9. What distinguishes Tesofensine from traditional antidepressants?

Tesofensine differs from traditional antidepressants through its comprehensive triple reuptake inhibition. SSRIs target only serotonin reuptake, while SNRIs inhibit serotonin and norepinephrine. Tesofensine adds dopamine reuptake inhibition to create complete monoaminergic modulation. This triple action may address multiple symptom domains in depression and other conditions. Additionally, Tesofensine’s significant metabolic effects and weight loss properties distinguish it from traditional antidepressants, which often cause weight gain.
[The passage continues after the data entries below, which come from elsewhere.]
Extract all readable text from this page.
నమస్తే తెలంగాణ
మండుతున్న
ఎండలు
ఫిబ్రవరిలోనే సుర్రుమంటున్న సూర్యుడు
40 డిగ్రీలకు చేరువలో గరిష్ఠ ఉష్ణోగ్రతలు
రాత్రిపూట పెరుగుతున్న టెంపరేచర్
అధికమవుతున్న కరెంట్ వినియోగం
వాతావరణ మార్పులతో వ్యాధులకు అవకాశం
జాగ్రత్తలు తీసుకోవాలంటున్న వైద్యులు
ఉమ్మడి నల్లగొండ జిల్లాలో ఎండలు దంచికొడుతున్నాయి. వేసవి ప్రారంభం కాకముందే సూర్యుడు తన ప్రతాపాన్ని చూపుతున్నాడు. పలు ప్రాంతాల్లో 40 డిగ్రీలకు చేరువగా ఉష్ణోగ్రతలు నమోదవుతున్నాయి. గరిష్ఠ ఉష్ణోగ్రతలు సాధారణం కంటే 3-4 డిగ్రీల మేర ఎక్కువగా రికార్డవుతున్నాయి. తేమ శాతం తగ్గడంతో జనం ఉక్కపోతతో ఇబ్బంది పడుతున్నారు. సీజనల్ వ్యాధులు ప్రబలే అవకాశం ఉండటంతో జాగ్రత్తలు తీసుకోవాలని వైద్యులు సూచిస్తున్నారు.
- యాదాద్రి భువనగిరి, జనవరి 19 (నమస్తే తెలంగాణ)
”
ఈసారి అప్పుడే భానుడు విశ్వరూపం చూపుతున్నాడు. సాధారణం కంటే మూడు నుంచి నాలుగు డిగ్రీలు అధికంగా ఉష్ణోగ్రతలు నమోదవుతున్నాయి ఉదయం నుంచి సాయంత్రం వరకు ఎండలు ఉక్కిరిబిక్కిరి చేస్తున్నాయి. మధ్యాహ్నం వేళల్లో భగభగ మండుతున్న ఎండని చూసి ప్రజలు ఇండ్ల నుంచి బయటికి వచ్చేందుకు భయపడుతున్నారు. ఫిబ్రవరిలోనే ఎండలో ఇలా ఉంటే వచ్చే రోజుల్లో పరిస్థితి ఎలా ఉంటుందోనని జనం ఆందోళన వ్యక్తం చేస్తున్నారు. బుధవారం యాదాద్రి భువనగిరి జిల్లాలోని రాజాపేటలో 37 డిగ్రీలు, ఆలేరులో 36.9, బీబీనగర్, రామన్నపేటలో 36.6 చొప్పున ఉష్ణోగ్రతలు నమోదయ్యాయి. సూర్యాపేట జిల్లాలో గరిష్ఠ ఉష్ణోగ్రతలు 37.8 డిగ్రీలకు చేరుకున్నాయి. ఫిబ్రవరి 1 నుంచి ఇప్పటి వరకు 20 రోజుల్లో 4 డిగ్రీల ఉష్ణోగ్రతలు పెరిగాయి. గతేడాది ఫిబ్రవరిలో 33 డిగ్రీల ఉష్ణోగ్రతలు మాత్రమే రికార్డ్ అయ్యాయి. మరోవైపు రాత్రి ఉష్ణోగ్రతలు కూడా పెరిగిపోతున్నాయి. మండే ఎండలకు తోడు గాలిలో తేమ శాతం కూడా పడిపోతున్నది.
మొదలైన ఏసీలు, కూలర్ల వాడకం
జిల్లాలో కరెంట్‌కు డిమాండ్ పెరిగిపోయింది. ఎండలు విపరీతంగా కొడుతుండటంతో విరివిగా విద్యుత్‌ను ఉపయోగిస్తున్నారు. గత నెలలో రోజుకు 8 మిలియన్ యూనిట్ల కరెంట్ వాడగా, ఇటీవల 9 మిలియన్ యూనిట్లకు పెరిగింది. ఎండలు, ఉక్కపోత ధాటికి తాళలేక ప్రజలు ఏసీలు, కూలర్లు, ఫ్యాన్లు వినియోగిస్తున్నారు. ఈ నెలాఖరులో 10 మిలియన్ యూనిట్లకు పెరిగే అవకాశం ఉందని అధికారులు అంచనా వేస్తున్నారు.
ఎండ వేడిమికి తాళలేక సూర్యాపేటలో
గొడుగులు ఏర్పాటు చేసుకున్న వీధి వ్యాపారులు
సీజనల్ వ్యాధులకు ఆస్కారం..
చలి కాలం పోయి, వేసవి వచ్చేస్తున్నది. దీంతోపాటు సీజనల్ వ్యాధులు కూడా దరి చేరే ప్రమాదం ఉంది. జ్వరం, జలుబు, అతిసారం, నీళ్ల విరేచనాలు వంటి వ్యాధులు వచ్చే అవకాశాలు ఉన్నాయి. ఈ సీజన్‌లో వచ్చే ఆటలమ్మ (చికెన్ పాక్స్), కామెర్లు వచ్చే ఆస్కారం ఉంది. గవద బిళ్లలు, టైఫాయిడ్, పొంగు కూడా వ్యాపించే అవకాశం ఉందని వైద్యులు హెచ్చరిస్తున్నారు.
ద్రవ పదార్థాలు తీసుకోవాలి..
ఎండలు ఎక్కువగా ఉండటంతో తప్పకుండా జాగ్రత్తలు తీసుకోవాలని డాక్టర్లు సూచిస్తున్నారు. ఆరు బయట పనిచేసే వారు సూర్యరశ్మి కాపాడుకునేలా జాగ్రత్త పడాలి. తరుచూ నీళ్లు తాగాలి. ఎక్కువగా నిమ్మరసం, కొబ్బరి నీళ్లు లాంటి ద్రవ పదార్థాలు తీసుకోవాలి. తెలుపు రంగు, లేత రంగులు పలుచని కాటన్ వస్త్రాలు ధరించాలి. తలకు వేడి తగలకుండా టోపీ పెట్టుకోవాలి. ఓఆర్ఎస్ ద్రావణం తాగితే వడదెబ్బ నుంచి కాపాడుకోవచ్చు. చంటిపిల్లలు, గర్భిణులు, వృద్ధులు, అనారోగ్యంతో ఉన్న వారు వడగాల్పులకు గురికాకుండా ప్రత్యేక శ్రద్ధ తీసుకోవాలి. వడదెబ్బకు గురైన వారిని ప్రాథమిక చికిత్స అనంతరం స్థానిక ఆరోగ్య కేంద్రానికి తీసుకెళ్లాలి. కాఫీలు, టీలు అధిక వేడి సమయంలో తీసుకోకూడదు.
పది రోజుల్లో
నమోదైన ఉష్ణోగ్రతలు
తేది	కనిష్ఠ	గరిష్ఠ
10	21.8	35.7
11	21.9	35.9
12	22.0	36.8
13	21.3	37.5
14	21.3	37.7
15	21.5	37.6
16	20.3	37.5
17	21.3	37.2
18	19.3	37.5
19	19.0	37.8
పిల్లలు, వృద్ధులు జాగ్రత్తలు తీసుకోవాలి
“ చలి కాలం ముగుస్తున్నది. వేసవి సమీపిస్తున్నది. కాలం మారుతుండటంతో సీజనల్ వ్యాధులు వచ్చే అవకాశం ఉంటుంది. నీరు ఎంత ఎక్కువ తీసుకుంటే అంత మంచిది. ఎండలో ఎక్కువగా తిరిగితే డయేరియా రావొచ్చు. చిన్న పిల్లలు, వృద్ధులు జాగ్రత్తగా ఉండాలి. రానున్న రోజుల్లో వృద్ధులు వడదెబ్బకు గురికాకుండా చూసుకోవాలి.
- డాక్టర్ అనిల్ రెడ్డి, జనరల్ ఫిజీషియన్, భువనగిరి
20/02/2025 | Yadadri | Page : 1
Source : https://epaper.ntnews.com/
The compound’s neurotrophic effects including BDNF enhancement and hippocampal neurogenesis provide additional benefits beyond simple neurotransmitter elevation.

10. What are the storage requirements for Tesofensine 500mcg capsules?

Tesofensine capsules should be stored in a cool, dry location away from direct sunlight to maintain potency and stability. Room temperature storage (15-25°C or 59-77°F) is typically adequate for short-term use during active research protocols. For longer storage periods, refrigeration (2-8°C or 36-46°F) may help extend shelf life and preserve compound stability. Always keep capsules in their original container with the lid tightly closed to protect from moisture and humidity. Avoid storing in bathrooms or other humid environments. Do not freeze the capsules. Check expiration dates and discard capsules showing signs of degradation or discoloration.

11. How long does it take to see Tesofensine effects in research subjects?

Research suggests Tesofensine’s effects on appetite and metabolism may emerge within the first week of administration. Weight loss effects typically become measurable within 2-4 weeks of consistent treatment in preclinical models. Neurotrophic effects including BDNF expression and hippocampal neurogenesis may require 4-8 weeks of chronic treatment to manifest fully. The compound’s prolonged half-life supports sustained effects with once-daily dosing. Research protocols should account for these different timelines when designing study schedules and outcome measurements. Behavioral and metabolic effects appear more rapidly than neurotrophic and gene expression changes.

12. What makes Tesofensine unique among triple reuptake inhibitors?

Tesofensine’s uniqueness stems from its phenyltropane-derived structure and exceptional potency. The compound demonstrates approximately 2-3 times greater weight loss efficacy than other monoamine reuptake inhibitors like sibutramine. Unlike many other triple reuptake inhibitors, Tesofensine has progressed through Phase 3 clinical trials for obesity, demonstrating significant efficacy in human studies. The compound’s comprehensive effects on metabolism, appetite, neurotrophic factors, and glycemic control create a unique research profile. The serendipitous discovery of weight loss effects in Parkinson’s and Alzheimer’s disease patients led to focused investigation not seen with other compounds in this class.